Posted August 21, 2014
On Monday, a group of farmers sued Turner Grain Merchandising Inc. for fraud, according to an Arkansas Business article by Mark Friedman available here. Arkansas Matters also published an article available here.
The farmers said they possessed commodity contracts to sell grain to Turner, and Turner has not paid them for their products or the received checks did not clear.
However, Turner has already sold the grain to a third party.
Based on farmer reports, Turner Grain was a middleman. Turner reached out to large buyers such as Tyson who would then set a price and a quantity of grain they were willing to purchase, which is process known as booking.

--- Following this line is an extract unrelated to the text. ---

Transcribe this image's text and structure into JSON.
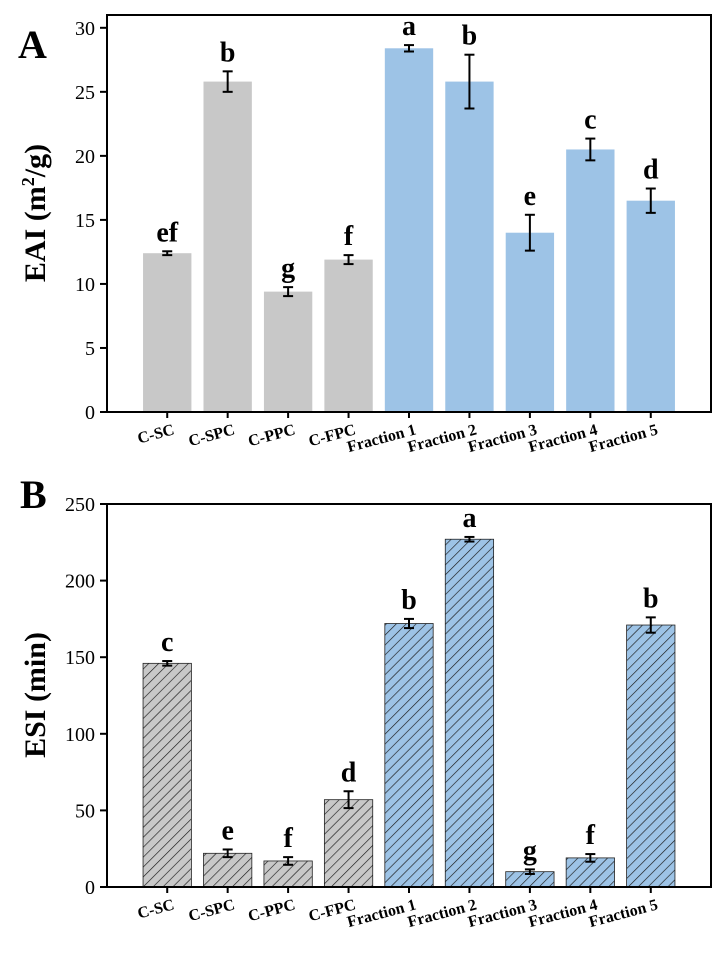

Farmers use this process to eliminate risks by securing a price, according to Arkansas Matters.

It is speculated that Turner Grain may have extended its operations with some farmers by actually purchasing the grain and waiting for a buyer to connect with, which increases the price risk.

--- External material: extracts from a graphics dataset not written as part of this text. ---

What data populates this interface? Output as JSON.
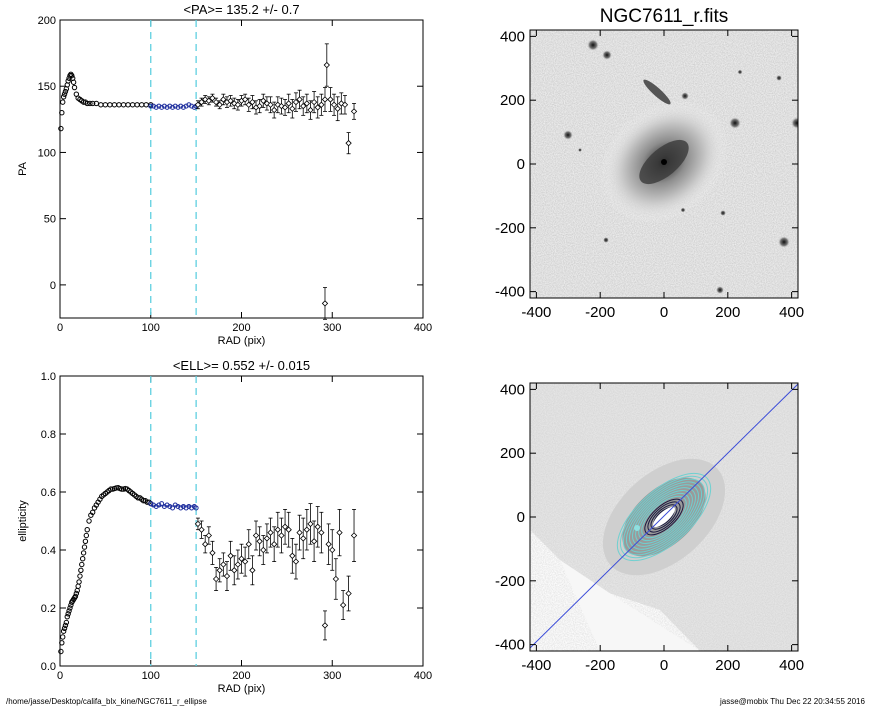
{
  "footer": {
    "left": "/home/jasse/Desktop/califa_blx_kine/NGC7611_r_ellipse",
    "right": "jasse@mobix  Thu Dec 22 20:34:55 2016"
  },
  "colors": {
    "fit_region": "#1f2f9e",
    "dashed": "#5fcfe0",
    "major_axis_line": "#3a4bd8",
    "isophote_cyan": "#6fd0d0",
    "points": "#000000"
  },
  "chart_data": [
    {
      "type": "scatter",
      "title": "<PA>= 135.2 +/-   0.7",
      "xlabel": "RAD (pix)",
      "ylabel": "PA",
      "xlim": [
        0,
        400
      ],
      "ylim": [
        -25,
        200
      ],
      "xticks": [
        "0",
        "100",
        "200",
        "300",
        "400"
      ],
      "yticks": [
        "0",
        "50",
        "100",
        "150",
        "200"
      ],
      "vlines": [
        100,
        150
      ],
      "series": [
        {
          "style": "dense",
          "x": [
            1,
            2,
            3,
            4,
            5,
            6,
            7,
            8,
            9,
            10,
            11,
            12,
            13,
            14,
            15,
            16,
            18,
            20,
            22,
            24,
            26,
            28,
            30,
            33,
            36,
            40,
            45,
            50,
            55,
            60,
            65,
            70,
            75,
            80,
            85,
            90,
            95,
            100
          ],
          "y": [
            118,
            130,
            138,
            142,
            144,
            146,
            148,
            151,
            154,
            156,
            158,
            159,
            158,
            156,
            153,
            149,
            144,
            141,
            140,
            139,
            138,
            138,
            137,
            137,
            137,
            137,
            136,
            136,
            136,
            136,
            136,
            136,
            136,
            136,
            136,
            136,
            136,
            136
          ]
        },
        {
          "style": "fit",
          "x": [
            100,
            103,
            106,
            109,
            112,
            115,
            118,
            121,
            124,
            127,
            130,
            133,
            136,
            139,
            142,
            145,
            148,
            150
          ],
          "y": [
            135,
            135,
            134,
            135,
            134,
            135,
            134,
            135,
            134,
            135,
            134,
            135,
            134,
            135,
            136,
            135,
            134,
            135
          ]
        },
        {
          "style": "errors",
          "x": [
            152,
            156,
            160,
            164,
            168,
            172,
            176,
            180,
            184,
            188,
            192,
            196,
            200,
            204,
            208,
            212,
            216,
            220,
            224,
            228,
            232,
            236,
            240,
            244,
            248,
            252,
            256,
            260,
            264,
            268,
            272,
            276,
            280,
            284,
            288,
            292,
            294,
            298,
            302,
            306,
            310,
            314,
            318,
            324
          ],
          "y": [
            136,
            138,
            140,
            139,
            141,
            138,
            136,
            140,
            138,
            139,
            137,
            136,
            139,
            140,
            136,
            138,
            134,
            135,
            139,
            137,
            136,
            132,
            136,
            135,
            134,
            137,
            133,
            138,
            140,
            135,
            137,
            132,
            138,
            134,
            136,
            140,
            166,
            140,
            136,
            133,
            137,
            136,
            107,
            131
          ],
          "err": [
            3,
            3,
            3,
            3,
            3,
            3,
            3,
            4,
            4,
            4,
            4,
            4,
            4,
            4,
            5,
            5,
            5,
            5,
            5,
            5,
            6,
            6,
            6,
            6,
            6,
            7,
            7,
            7,
            7,
            7,
            7,
            7,
            8,
            8,
            8,
            9,
            16,
            9,
            8,
            9,
            8,
            7,
            8,
            6
          ]
        },
        {
          "style": "errors",
          "x": [
            292
          ],
          "y": [
            -14
          ],
          "err": [
            12
          ]
        }
      ]
    },
    {
      "type": "scatter",
      "title": "<ELL>= 0.552 +/-  0.015",
      "xlabel": "RAD (pix)",
      "ylabel": "ellipticity",
      "xlim": [
        0,
        400
      ],
      "ylim": [
        0,
        1.0
      ],
      "xticks": [
        "0",
        "100",
        "200",
        "300",
        "400"
      ],
      "yticks": [
        "0.0",
        "0.2",
        "0.4",
        "0.6",
        "0.8",
        "1.0"
      ],
      "vlines": [
        100,
        150
      ],
      "hline": {
        "x": [
          100,
          150
        ],
        "y": 0.552
      },
      "series": [
        {
          "style": "dense",
          "x": [
            1,
            2,
            3,
            4,
            5,
            6,
            7,
            8,
            9,
            10,
            11,
            12,
            13,
            14,
            15,
            16,
            17,
            18,
            19,
            20,
            21,
            22,
            23,
            24,
            25,
            26,
            27,
            28,
            29,
            30,
            32,
            34,
            36,
            38,
            40,
            42,
            44,
            46,
            48,
            50,
            52,
            54,
            56,
            58,
            60,
            62,
            64,
            66,
            68,
            70,
            72,
            74,
            76,
            78,
            80,
            82,
            84,
            86,
            88,
            90,
            92,
            94,
            96,
            98,
            100
          ],
          "y": [
            0.05,
            0.08,
            0.1,
            0.12,
            0.13,
            0.14,
            0.15,
            0.17,
            0.18,
            0.19,
            0.2,
            0.21,
            0.22,
            0.225,
            0.23,
            0.235,
            0.24,
            0.25,
            0.26,
            0.275,
            0.29,
            0.31,
            0.33,
            0.35,
            0.37,
            0.39,
            0.41,
            0.43,
            0.45,
            0.47,
            0.5,
            0.52,
            0.53,
            0.545,
            0.555,
            0.565,
            0.575,
            0.585,
            0.59,
            0.595,
            0.6,
            0.605,
            0.61,
            0.61,
            0.612,
            0.614,
            0.615,
            0.612,
            0.61,
            0.61,
            0.612,
            0.61,
            0.605,
            0.6,
            0.595,
            0.59,
            0.585,
            0.58,
            0.58,
            0.575,
            0.57,
            0.57,
            0.565,
            0.565,
            0.56
          ]
        },
        {
          "style": "fit",
          "x": [
            100,
            103,
            106,
            109,
            112,
            115,
            118,
            121,
            124,
            127,
            130,
            133,
            136,
            139,
            142,
            145,
            148,
            150
          ],
          "y": [
            0.56,
            0.555,
            0.55,
            0.555,
            0.56,
            0.55,
            0.555,
            0.55,
            0.545,
            0.555,
            0.55,
            0.545,
            0.55,
            0.545,
            0.55,
            0.545,
            0.55,
            0.545
          ]
        },
        {
          "style": "errors",
          "x": [
            152,
            156,
            160,
            164,
            168,
            172,
            176,
            180,
            184,
            188,
            192,
            196,
            200,
            204,
            208,
            212,
            216,
            220,
            224,
            228,
            232,
            236,
            240,
            244,
            248,
            252,
            256,
            260,
            264,
            268,
            272,
            276,
            280,
            284,
            288,
            292,
            296,
            300,
            304,
            308,
            312,
            318,
            324
          ],
          "y": [
            0.49,
            0.47,
            0.42,
            0.45,
            0.39,
            0.3,
            0.33,
            0.35,
            0.31,
            0.38,
            0.33,
            0.35,
            0.37,
            0.36,
            0.42,
            0.33,
            0.45,
            0.43,
            0.4,
            0.44,
            0.46,
            0.42,
            0.47,
            0.45,
            0.48,
            0.47,
            0.38,
            0.36,
            0.46,
            0.44,
            0.47,
            0.49,
            0.43,
            0.48,
            0.46,
            0.14,
            0.42,
            0.4,
            0.3,
            0.46,
            0.21,
            0.25,
            0.45
          ],
          "err": [
            0.02,
            0.03,
            0.03,
            0.03,
            0.04,
            0.04,
            0.04,
            0.04,
            0.05,
            0.05,
            0.05,
            0.05,
            0.05,
            0.05,
            0.05,
            0.05,
            0.05,
            0.05,
            0.05,
            0.05,
            0.05,
            0.06,
            0.06,
            0.06,
            0.06,
            0.06,
            0.06,
            0.06,
            0.06,
            0.07,
            0.07,
            0.07,
            0.07,
            0.07,
            0.07,
            0.05,
            0.07,
            0.07,
            0.07,
            0.08,
            0.05,
            0.06,
            0.09
          ]
        }
      ]
    },
    {
      "type": "image",
      "title": "NGC7611_r.fits",
      "xlim": [
        -420,
        420
      ],
      "ylim": [
        -420,
        420
      ],
      "xticks": [
        "-400",
        "-200",
        "0",
        "200",
        "400"
      ],
      "yticks": [
        "-400",
        "-200",
        "0",
        "200",
        "400"
      ]
    },
    {
      "type": "image",
      "title": "",
      "xlim": [
        -420,
        420
      ],
      "ylim": [
        -420,
        420
      ],
      "xticks": [
        "-400",
        "-200",
        "0",
        "200",
        "400"
      ],
      "yticks": [
        "-400",
        "-200",
        "0",
        "200",
        "400"
      ]
    }
  ]
}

Farmers are worried whether or not their contracts are valid.
“Whenever you get this far in the year and somebody tells you your contracts aren’t any good, it’s scary,” Justin Higgins of Marianna said. “If I hadn’t booked my crops early, I would have to be selling it a dollar short today from what I had booked it at. A dollar might not sound like much, but you start multiplying that by thousands of bushels, and it can turn into $100,000. I don’t know anyone who $100,000 wouldn’t be a lot of money.” 
If contracts are not valid or there is not anyone to buy it at the previously agreed price, farmers could be facing those devastating losses.
The farmers are also seeking an unspecified amount of damages for several counts including breach of contract, conversion, and negligence, according to Arkansas Business.